When Pope Leo III was the subject of riots in Rome in the year 799, Charlemagne went down to Rome to judge the situation in person. The result of the trial, which Charlemagne preceded over, exonerated the pope and punished his enemies. On Christmas morning in the year 800, when Charlemagne knelt to pray at the altar of St. Peter, the pope snuck up behind him and placed a jeweled crown on his head and had him proclaimed Emperor of the Holy Roman Empire, which included Northern Italy, Germany, and France. 

Historians still debate whether Charlemagne had known about this coronation ahead of time, but it set a noteworthy precedent for interactions between the church and state for the rest of the Middle Ages. On the one hand, the fact that the pope coronated the emperor gave rise to the belief that the church had the right to put secular rulers in power and influence state affairs. On the other hand, the fact that the emperor protected the Western Church and received his divine authority from God to do so gave rise to the belief that the state had the right to put church rulers in power and influence church affairs. Essentially, this rivalry between church and state at all levels was one of the chief characteristics of European history throughout the Middle Ages. It especially manifested itself against the threat of Islamic Invasion in the east and the rearranging of borders and dynasties throughout Europe. When one refers to Carolingian Catholicism, one thinks of the two-pronged effort to consolidate secular authority under the Holy Roman Emperors of the line of Charlemagne and ecclesiastical authority under the Pope in Rome, which included jurisdiction over secular matters in the Papal States of Central Italy.

  1.  Ross William Collins, A History of Medieval Civilization in Europe (New York: Ginn and Company, 1936), 184. 
  2.  Ross William Collins, A History of Medieval Civilization in Europe (New York: Ginn and Company, 1936), 186.
  3.  Philip Schaff, History of the Christian Church: Volume Four—Medieval Christianity, A.D. 590-1073 (Grand Rapids: Eerdmans, 1910), 234.
  4.  Everett Ferguson, Church History: Volume One—From Christ to the Pre-Reformation, second edition (Grand Rapids: Zondervan, 2013), 366.
  5.  Will Durant, The Story of Civilization: Volume IV—The Age of Faith (New York: Simon and Schuster, 1950), 462.
  6.  Justo González, The Story of Christianity: Volume One—The Early Church to the Dawn of the Reformation, revised and updated edition (New York: HarperOne, 2010), 273.

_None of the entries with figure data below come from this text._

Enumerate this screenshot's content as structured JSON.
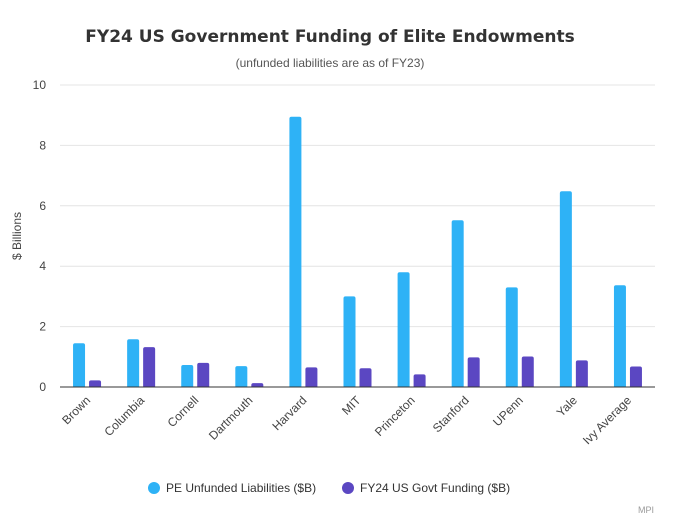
{
  "chart_data": {
    "type": "bar",
    "title": "FY24 US Government Funding of Elite Endowments",
    "subtitle": "(unfunded liabilities are as of FY23)",
    "xlabel": "",
    "ylabel": "$ Billions",
    "ylim": [
      0,
      10
    ],
    "yticks": [
      0,
      2,
      4,
      6,
      8,
      10
    ],
    "grid": true,
    "legend_position": "bottom",
    "categories": [
      "Brown",
      "Columbia",
      "Cornell",
      "Dartmouth",
      "Harvard",
      "MIT",
      "Princeton",
      "Stanford",
      "UPenn",
      "Yale",
      "Ivy Average"
    ],
    "series": [
      {
        "name": "PE Unfunded Liabilities ($B)",
        "color": "#2eb2f6",
        "values": [
          1.45,
          1.58,
          0.73,
          0.69,
          8.95,
          3.0,
          3.8,
          5.52,
          3.3,
          6.48,
          3.37
        ]
      },
      {
        "name": "FY24 US Govt Funding ($B)",
        "color": "#5b47c2",
        "values": [
          0.22,
          1.32,
          0.8,
          0.13,
          0.65,
          0.62,
          0.42,
          0.98,
          1.01,
          0.88,
          0.68
        ]
      }
    ],
    "credit": "MPI"
  }
}
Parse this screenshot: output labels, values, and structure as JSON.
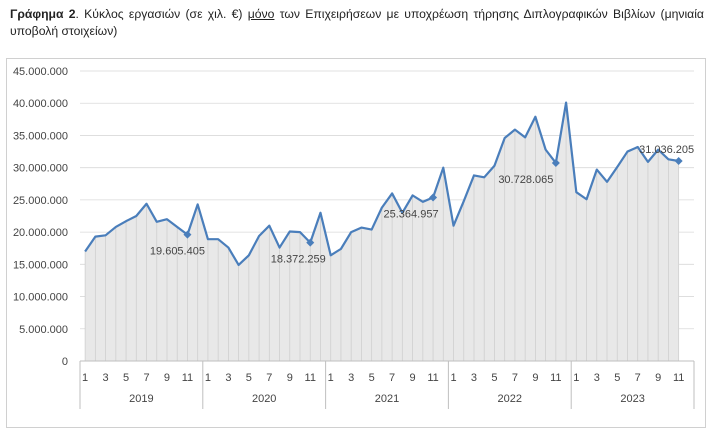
{
  "caption": {
    "label": "Γράφημα 2",
    "text_before": ". Κύκλος εργασιών (σε χιλ. €) ",
    "emphasis": "μόνο",
    "text_after": " των Επιχειρήσεων με υποχρέωση τήρησης Διπλογραφικών Βιβλίων (μηνιαία υποβολή στοιχείων)"
  },
  "colors": {
    "line": "#4a7ebb",
    "fill": "#e8e8e8",
    "fill_lines": "#cfcfcf",
    "grid": "#d9d9d9",
    "axis_text": "#444444"
  },
  "chart_data": {
    "type": "area",
    "y_ticks": [
      "0",
      "5.000.000",
      "10.000.000",
      "15.000.000",
      "20.000.000",
      "25.000.000",
      "30.000.000",
      "35.000.000",
      "40.000.000",
      "45.000.000"
    ],
    "ylim": [
      0,
      45000000
    ],
    "months_shown": [
      "1",
      "3",
      "5",
      "7",
      "9",
      "11"
    ],
    "years": [
      "2019",
      "2020",
      "2021",
      "2022",
      "2023"
    ],
    "series": [
      {
        "values": [
          17000000,
          19300000,
          19500000,
          20800000,
          21700000,
          22500000,
          24400000,
          21600000,
          22000000,
          20800000,
          19605405,
          24300000,
          18900000,
          18900000,
          17600000,
          14900000,
          16400000,
          19400000,
          21000000,
          17600000,
          20100000,
          20000000,
          18372259,
          23000000,
          16400000,
          17400000,
          20000000,
          20700000,
          20400000,
          23800000,
          26000000,
          23000000,
          25700000,
          24700000,
          25364957,
          30000000,
          21000000,
          24800000,
          28800000,
          28500000,
          30300000,
          34600000,
          35900000,
          34700000,
          37900000,
          32800000,
          30728065,
          40100000,
          26200000,
          25100000,
          29700000,
          27800000,
          30100000,
          32500000,
          33200000,
          30900000,
          32800000,
          31300000,
          31036205
        ]
      }
    ],
    "annotations": [
      {
        "index": 10,
        "label": "19.605.405"
      },
      {
        "index": 22,
        "label": "18.372.259"
      },
      {
        "index": 34,
        "label": "25.364.957"
      },
      {
        "index": 46,
        "label": "30.728.065"
      },
      {
        "index": 58,
        "label": "31.036.205"
      }
    ]
  }
}
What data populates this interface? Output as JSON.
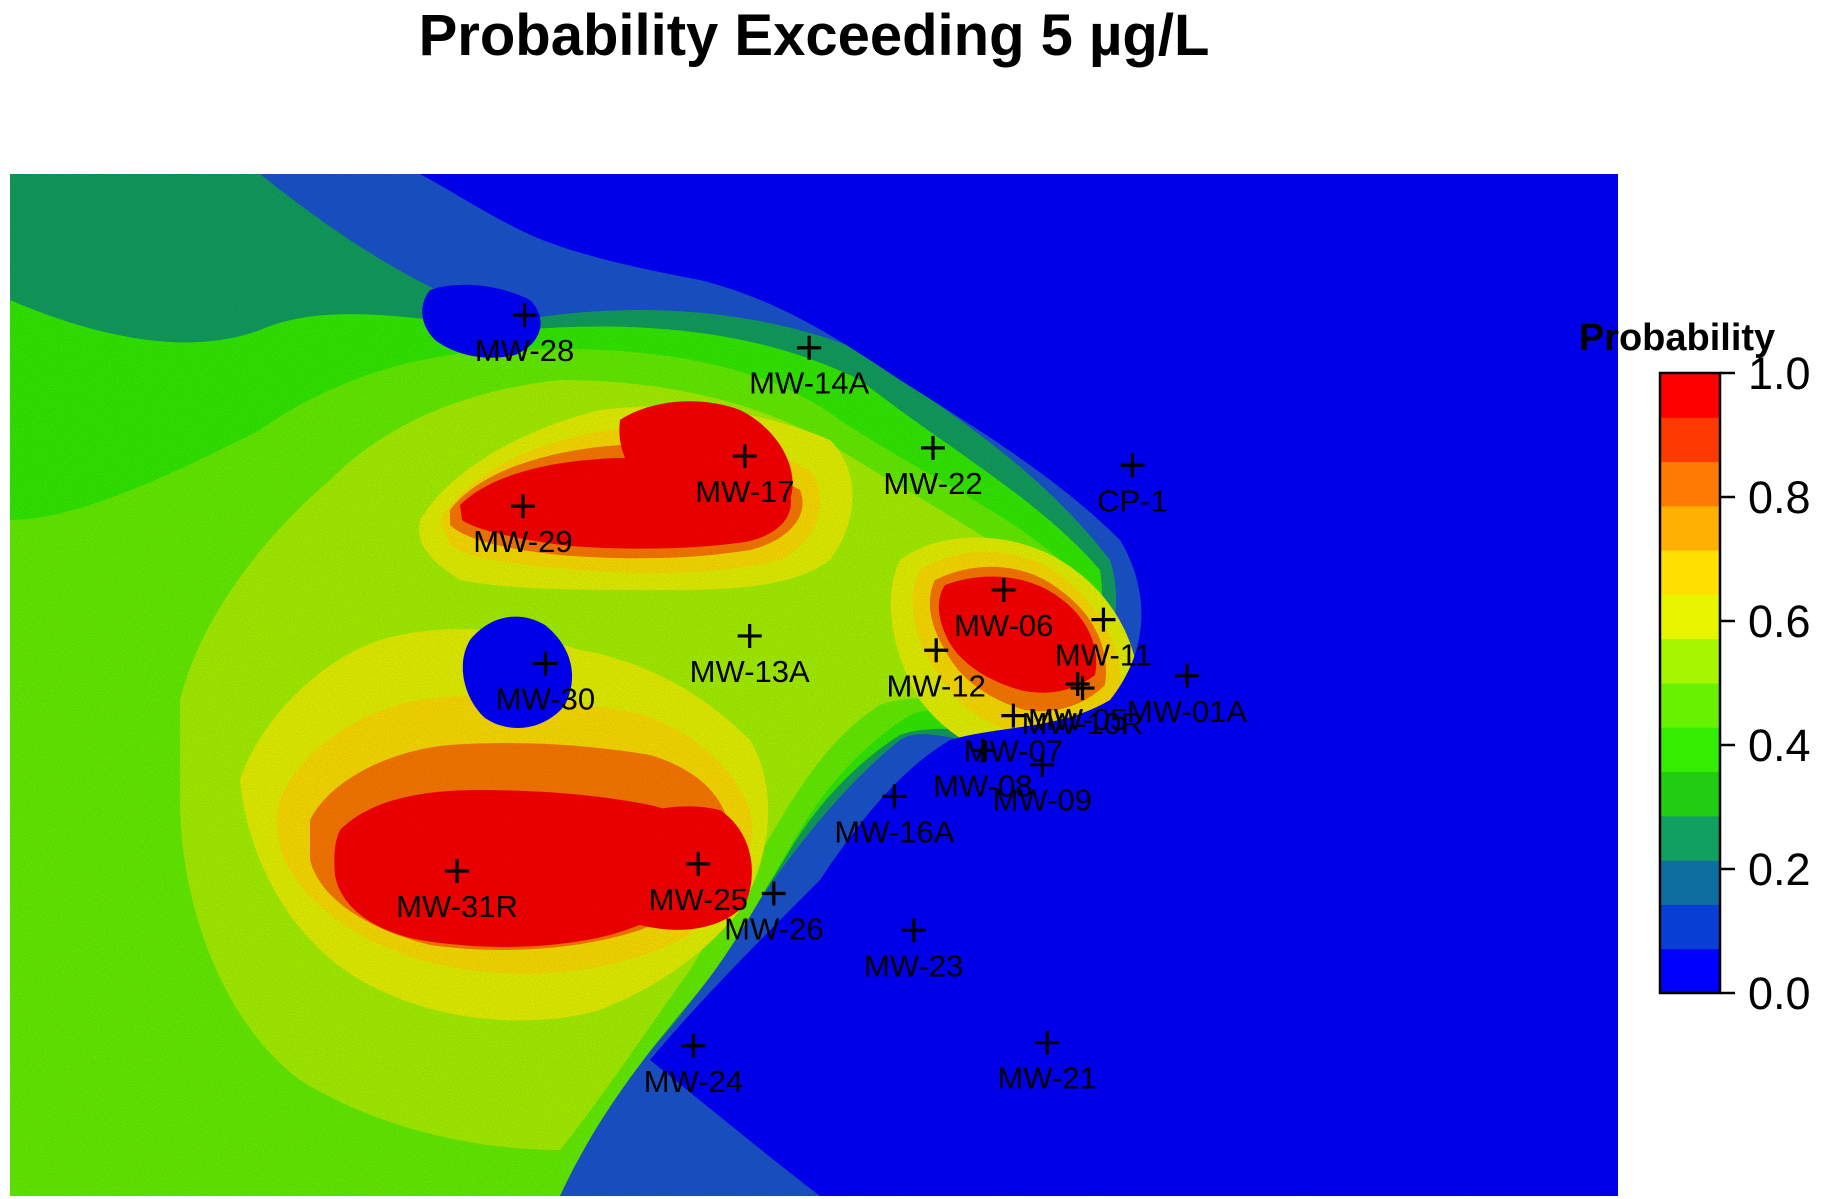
{
  "chart_data": {
    "type": "heatmap",
    "title": "Probability Exceeding 5 µg/L",
    "legend": {
      "title": "Probability",
      "placement": "right",
      "range": [
        0,
        1
      ],
      "ticks": [
        "0.0",
        "0.2",
        "0.4",
        "0.6",
        "0.8",
        "1.0"
      ],
      "colors": [
        "#0000ff",
        "#0a3fd6",
        "#0f6ea0",
        "#12a060",
        "#22cc10",
        "#33ee00",
        "#66f200",
        "#a8f500",
        "#e8f500",
        "#ffe000",
        "#ffb000",
        "#ff7a00",
        "#ff3a00",
        "#ff0000"
      ]
    },
    "axes": {
      "x_range": [
        0,
        100
      ],
      "y_range": [
        0,
        100
      ],
      "grid": false
    },
    "wells": [
      {
        "name": "MW-28",
        "x": 32.0,
        "y": 86.2
      },
      {
        "name": "MW-14A",
        "x": 49.7,
        "y": 83.0
      },
      {
        "name": "MW-29",
        "x": 31.9,
        "y": 67.5
      },
      {
        "name": "MW-17",
        "x": 45.7,
        "y": 72.4
      },
      {
        "name": "MW-22",
        "x": 57.4,
        "y": 73.2
      },
      {
        "name": "CP-1",
        "x": 69.8,
        "y": 71.5
      },
      {
        "name": "MW-06",
        "x": 61.8,
        "y": 59.3
      },
      {
        "name": "MW-11",
        "x": 68.0,
        "y": 56.4
      },
      {
        "name": "MW-05",
        "x": 66.4,
        "y": 50.1
      },
      {
        "name": "MW-01A",
        "x": 73.2,
        "y": 50.9
      },
      {
        "name": "MW-10R",
        "x": 66.7,
        "y": 49.7
      },
      {
        "name": "MW-12",
        "x": 57.6,
        "y": 53.4
      },
      {
        "name": "MW-07",
        "x": 62.4,
        "y": 47.0
      },
      {
        "name": "MW-08",
        "x": 60.5,
        "y": 43.6
      },
      {
        "name": "MW-09",
        "x": 64.2,
        "y": 42.2
      },
      {
        "name": "MW-13A",
        "x": 46.0,
        "y": 54.8
      },
      {
        "name": "MW-30",
        "x": 33.3,
        "y": 52.1
      },
      {
        "name": "MW-16A",
        "x": 55.0,
        "y": 39.1
      },
      {
        "name": "MW-31R",
        "x": 27.8,
        "y": 31.8
      },
      {
        "name": "MW-25",
        "x": 42.8,
        "y": 32.5
      },
      {
        "name": "MW-26",
        "x": 47.5,
        "y": 29.6
      },
      {
        "name": "MW-23",
        "x": 56.2,
        "y": 26.0
      },
      {
        "name": "MW-24",
        "x": 42.5,
        "y": 14.7
      },
      {
        "name": "MW-21",
        "x": 64.5,
        "y": 15.0
      }
    ]
  }
}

  7.  Will Durant, The Story of Civilization: Volume IV—The Age of Faith (New York: Simon and Schuster, 1950), 476.
  8.  Justo González, The Story of Christianity: Volume One—The Early Church to the Dawn of the Reformation, revised and updated edition (New York: HarperOne, 2010), 315.
  9.  Will Durant, The Story of Civilization: Volume IV—The Age of Faith (New York: Simon and Schuster, 1950), 469.
  10.  Philip Schaff, History of the Christian Church: Volume Four—Medieval Christianity, A.D. 590-1073 (Grand Rapids: Eerdmans, 1910), 252.
  11.  Will Durant, The Story of Civilization: Volume IV—The Age of Faith (New York: Simon and Schuster, 1950), 469.